Ship `clang` in rustup too

Hello, Rust is using custom fork of llvm and builds it every time, so it should not be a big change. Sometimes you need to use clang too, and it is tricky - building it yourself to match rust's version is not scalable.

What are your thoughts on this?

2 Likes

Rust isn't really using a custom fork of LLVM, almost all patches to LLVM get merged upstream first. That being said, a while ago I added a flag to build clang along with rustc here, and I work with some people who use rustc+clang+llvm plugins together (therefore we need a matching llvm), so I'd be happy if clang would be shipped as part of the binary tools which we already provide.

5 Likes

@josh Since you're on the Rust team and also seem to be interested, what would be the right step forward? I'll have a bit of time in December once my autodiff upstreaming is done. I assume shipping clang is pretty straightforward from a technical point, so shall I just ask around on zulip, or does this need an MCP or something?

I'm not on any Rust team that's in a position to approve this. I don't actually know what team is responsible for approving new rustup components. Best guess: t-release maybe?

I want to clarify one thing: if it's going to make it, for which architectures will it be shipped? For example we need both x86 and arm clang compilers (target)

Not a rustup developer, but if we're going to do this I wonder if it wouldn't make sense to have a unified way to handle target CPU arches in rustup so that target-specific std and clang builds are handled in a uniform fashion.

I have a concern that it will be shipping pre-release clang binaries. Is there any hope of shipping the latest-tagged clang (that is compatible) with it rather than some snapshot? As a CMake developer/maintainer, I really don't want to have to make a RustupClang compiler ID to encapsulate this custom build.

I expect LLVM's C++ api to be sufficiently unstable that you can't use a pre-release version of LLVM with the latest stable release of clang. Rustc already only works across multiple LLVM versions thanks to conditional compilation and rustc uses the much more stable C api where possible. Clang doesn't use any conditional compilation based on the LLVM version as it is expected to be built against a single LLVM version and it exclusively uses LLVM's C++ api.

Why would that need to be? If the end user doesn't specify this clang version as C compiler it wouldn't be used as I expect the clang copy to either be put somewhere in lib/rustlib in the rustc sysroot (which isn't part of PATH) or to be called rust-clang to avoid conflicts with the system clang installation. (both measures are taken for rust's copy of lld)

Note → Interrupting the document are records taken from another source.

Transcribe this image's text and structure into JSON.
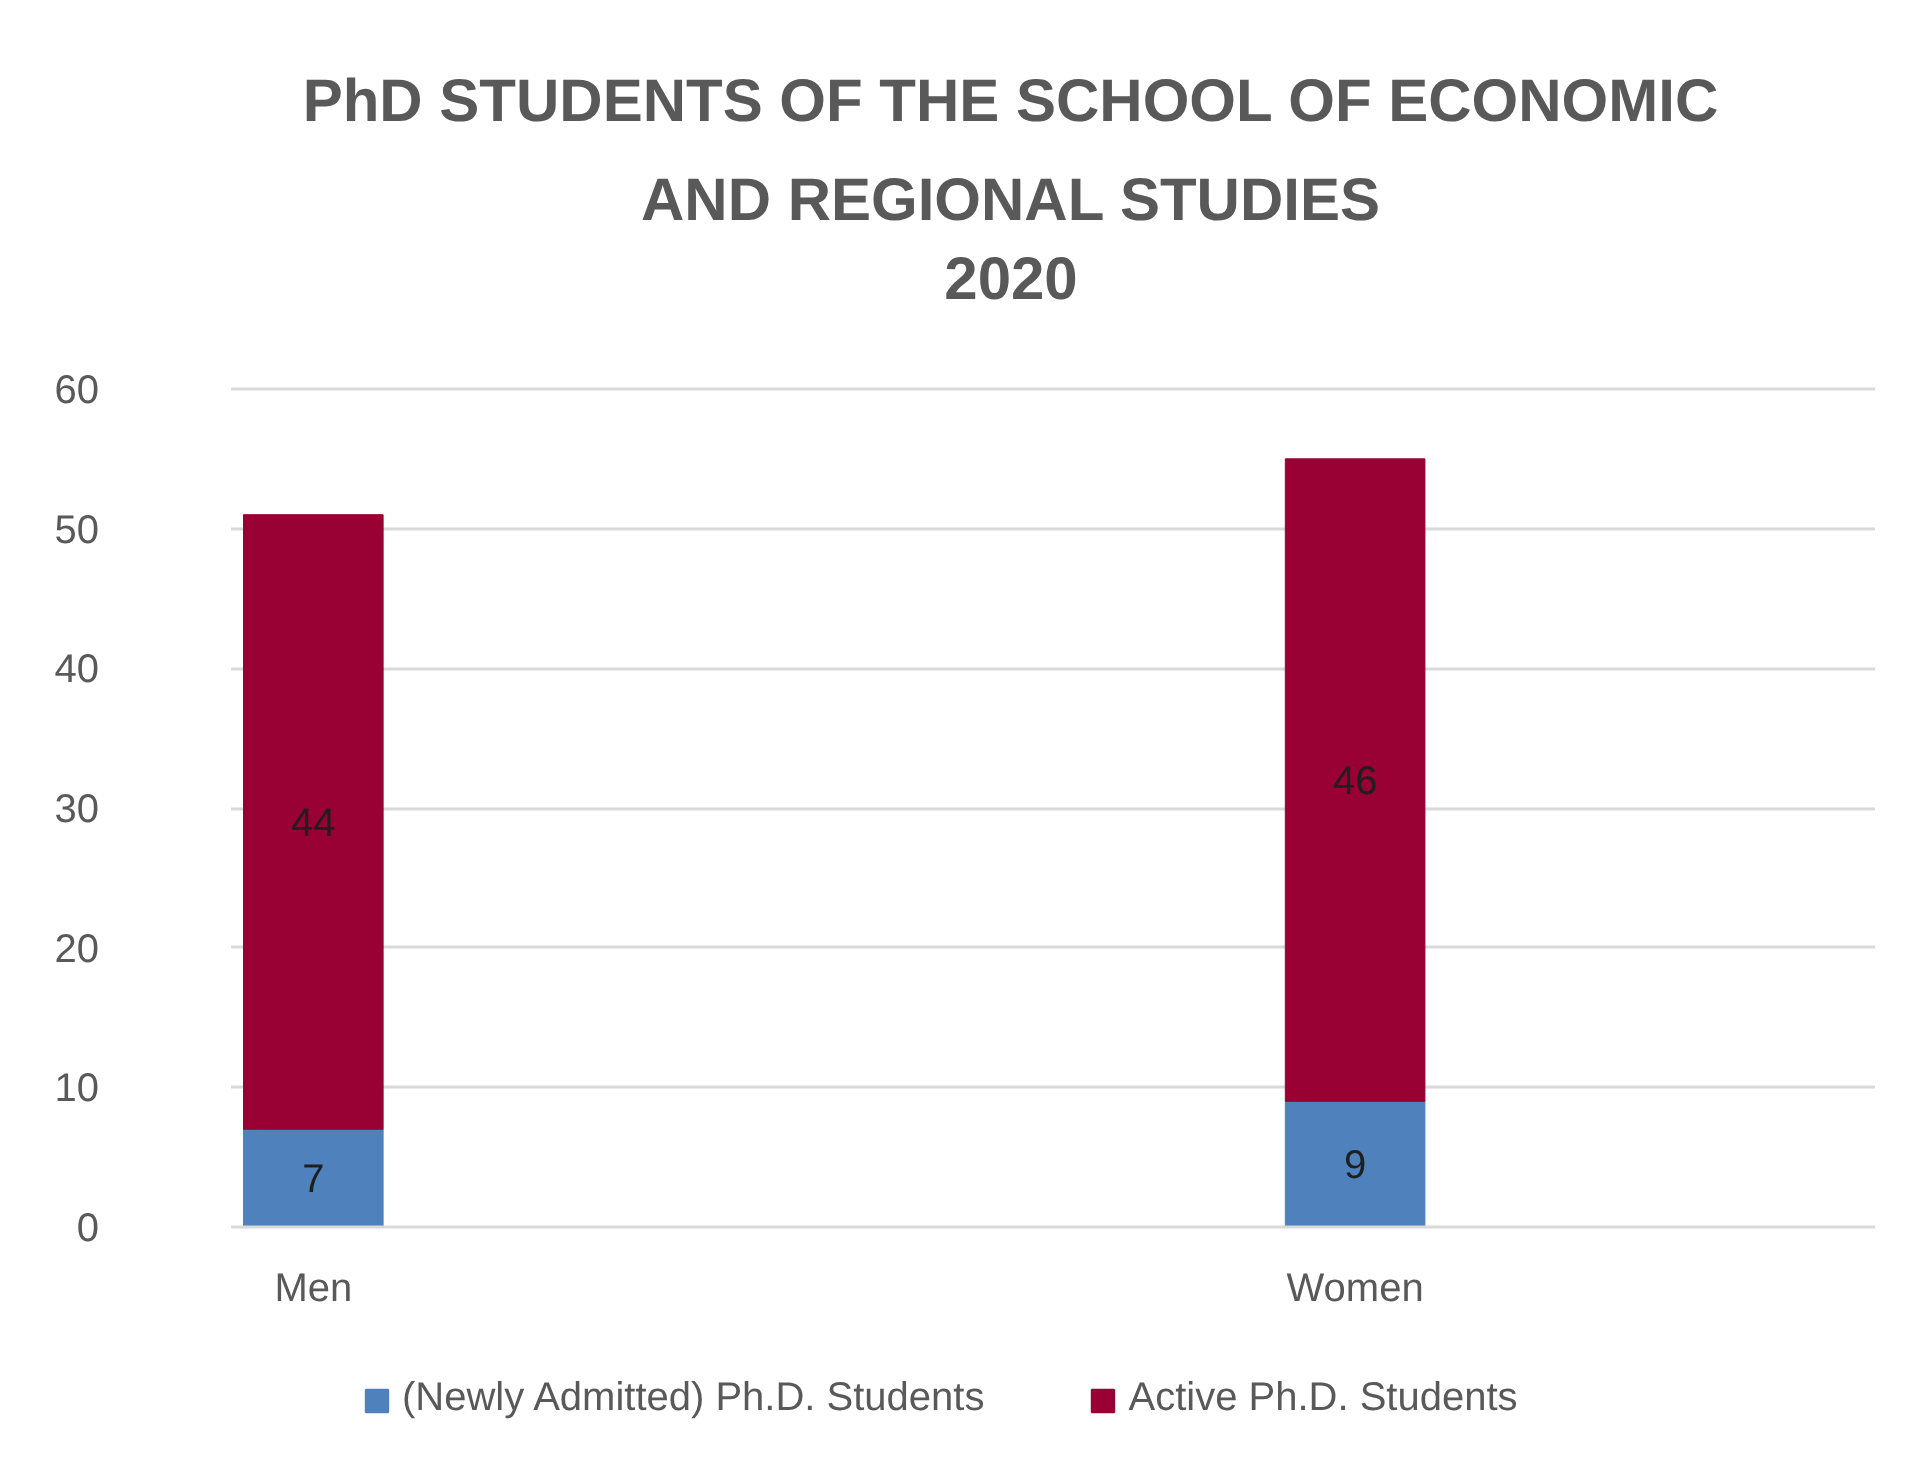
{
  "chart_data": {
    "type": "bar",
    "title": "PhD STUDENTS OF THE SCHOOL OF ECONOMIC AND REGIONAL STUDIES",
    "subtitle": "2020",
    "categories": [
      "Men",
      "Women"
    ],
    "stacked": true,
    "series": [
      {
        "name": "(Newly Admitted) Ph.D. Students",
        "color": "#4f81bd",
        "values": [
          7,
          9
        ]
      },
      {
        "name": "Active Ph.D. Students",
        "color": "#990033",
        "values": [
          44,
          46
        ]
      }
    ],
    "ylim": [
      0,
      60
    ],
    "yticks": [
      0,
      10,
      20,
      30,
      40,
      50,
      60
    ],
    "grid": "y",
    "legend": "bottom",
    "data_labels": true
  }
}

If it's not going to be used, what are we shipping it for? Or are you saying no one would use such a clang to build anything with CMake? Because CMake has version checks for Clang and, AFAIK, all in-development code is versioned the same without distinguishing characteristics for CMake to deal with broken stuff. So maybe a disclaimer of "clang is a development snapshot and may not represent any level of stability recognized by full releases" would be good? But then…is that any good for those asking for this?

I did expect it would be used if and only if the user decides to use it, not automatically just because you have rustc installed on your system.

Is clang often that broken that you actually need to distinguish between patch releases as opposed to only needing to distinguish between major releases for knowing if you can use newly introduced features?

Google for example is maintaining an infrastructure just to test that LLVM HEAD can be used to compile both rustc and clang based on the same LLVM commit. Everything except the exactly same LLVM commit also has a chance of causing very weird issue, so shipping a clang that is just based on a similar LLVM than the corresponding rustc is pretty much unusable in my opinion. The motivation of Google, me, and I'd guess other people supporting this is Cross-Language-LTO and for that the relevant factor is that you use one LLVM commit for both clang and rustc, and whether that clang is an "official" release or not doesn't matter. Does that answer for what we need it?

That is very true on LLVM HEAD, but it's less of a problem on the release branches, even before the actual release. Rust's bundled LLVM has only been pulling from release branches for a long while now.

Oh sure, it being the default CC would be silly, but that just makes its use from CMake less, not zero.

There are checks in CMake for things that are more bleeding edge (especially around modules) and without a way to detect which side of the "fixes a bug that matters" commit is in use, it's hard. With custom builds, one can say "just get a newer LLVM/Clang", but when something is distributed like this, it's harder to say "you need to update your development snapshot".

Are you concerned that rustup would ship a commit between 2 releases? Like between 19.1.3 and 19.1.4? Afaik it is not going to happen

A commit in that range is unlikely to cause issues. My concern is more about commits between 18.0.0 and 19.0.0. If LLVM's release branch is used and a suitably tagged clang could be used with it, that resolves a lot of my concern.